The plans tell you, a bit like tea leaves, that she would not back off from a lawsuit. Filler was picking a fight with the wrong architect, and he put his reputation at risk by writing a piece that skimmed over the architecture itself in favor of taking the on-ramp to her character.
Nor was she wrong to engage the issue and defend her reputation. While some critics wrote that she was losing the PR war with the suit, the architect who always designed by principle was suing as a matter of principle. The critics were arguing form over content, image over substance. They were vacating a moral position. While none defended the article itself, most managed to find fault with Hadid’s reaction: they were criticizing a victim who refused to be victimized.
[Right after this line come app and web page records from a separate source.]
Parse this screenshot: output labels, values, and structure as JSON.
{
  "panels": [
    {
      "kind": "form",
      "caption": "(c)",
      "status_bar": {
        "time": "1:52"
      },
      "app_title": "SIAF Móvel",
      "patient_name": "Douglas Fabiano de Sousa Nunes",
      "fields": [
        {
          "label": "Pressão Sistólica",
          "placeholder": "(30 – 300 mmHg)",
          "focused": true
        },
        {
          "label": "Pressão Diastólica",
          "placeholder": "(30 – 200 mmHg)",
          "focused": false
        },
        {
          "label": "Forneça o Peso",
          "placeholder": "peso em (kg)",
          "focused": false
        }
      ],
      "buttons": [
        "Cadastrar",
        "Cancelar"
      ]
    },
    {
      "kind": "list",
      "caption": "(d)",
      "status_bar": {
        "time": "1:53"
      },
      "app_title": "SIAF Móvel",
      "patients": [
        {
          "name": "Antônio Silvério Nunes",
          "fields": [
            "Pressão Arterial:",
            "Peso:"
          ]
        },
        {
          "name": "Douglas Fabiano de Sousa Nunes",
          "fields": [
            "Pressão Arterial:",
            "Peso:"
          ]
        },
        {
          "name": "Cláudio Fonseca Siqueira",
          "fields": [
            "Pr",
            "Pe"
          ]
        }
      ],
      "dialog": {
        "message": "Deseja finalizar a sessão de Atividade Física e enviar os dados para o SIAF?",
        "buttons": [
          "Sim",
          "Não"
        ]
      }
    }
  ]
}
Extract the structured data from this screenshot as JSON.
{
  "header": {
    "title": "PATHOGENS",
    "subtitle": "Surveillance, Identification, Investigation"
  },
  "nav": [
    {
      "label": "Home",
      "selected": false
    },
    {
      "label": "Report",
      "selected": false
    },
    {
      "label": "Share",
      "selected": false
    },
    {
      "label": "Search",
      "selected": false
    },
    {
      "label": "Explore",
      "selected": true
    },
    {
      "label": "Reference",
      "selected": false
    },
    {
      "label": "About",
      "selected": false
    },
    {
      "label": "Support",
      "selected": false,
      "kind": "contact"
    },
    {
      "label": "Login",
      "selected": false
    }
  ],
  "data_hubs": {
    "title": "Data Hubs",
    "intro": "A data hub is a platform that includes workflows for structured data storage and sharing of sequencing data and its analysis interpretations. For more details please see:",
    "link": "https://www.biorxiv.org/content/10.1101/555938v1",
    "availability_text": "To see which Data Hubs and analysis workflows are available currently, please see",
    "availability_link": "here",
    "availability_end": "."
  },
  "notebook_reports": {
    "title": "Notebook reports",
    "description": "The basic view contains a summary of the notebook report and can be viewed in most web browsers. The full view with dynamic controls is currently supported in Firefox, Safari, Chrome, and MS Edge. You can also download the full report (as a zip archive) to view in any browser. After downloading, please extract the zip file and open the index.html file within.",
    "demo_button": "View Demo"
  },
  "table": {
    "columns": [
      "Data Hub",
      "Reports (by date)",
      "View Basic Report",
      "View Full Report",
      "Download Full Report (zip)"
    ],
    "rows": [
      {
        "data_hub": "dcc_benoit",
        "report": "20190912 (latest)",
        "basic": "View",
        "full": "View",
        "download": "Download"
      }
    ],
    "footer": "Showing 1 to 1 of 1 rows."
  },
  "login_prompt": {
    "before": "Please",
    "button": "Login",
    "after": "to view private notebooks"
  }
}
Had Filler thoroughly examined and explained the plans of Hadid’s buildings, like a conductor cutting through layers of received musical interpretations to get back to the original scores, he might also have understood not only her architecture but also her character more accurately. An architect’s concerns and temperament are inevitably inscribed throughout a building, and more than almost any other major architect now practicing, Hadid has made a career out of shaping public spaces outside and inside her structures. From her earliest projects in the 1980s, she has been a specialist in creating a dignified and even inspiring realm for the public, not the way the Romans did with their parades of columns, but with ramps and levels that sweep into and through her buildings, giving the public access and a sense of possession through promenades. Hospitable and giving, the spaces are characterized by an enormous generosity of spirit. Anyone who invents public space in the way that she does, according the public raw respect through the sheer beauty of the work — all implemented by the plan and section — cares deeply about the public good.
That concern would apply to the workers who build the buildings: they are the public for whom the daughter of a socialist builds. Filler would have done his often-astute criticism a service by looking more at the buildings than the personality. Criticism, not architecture, lost this battle.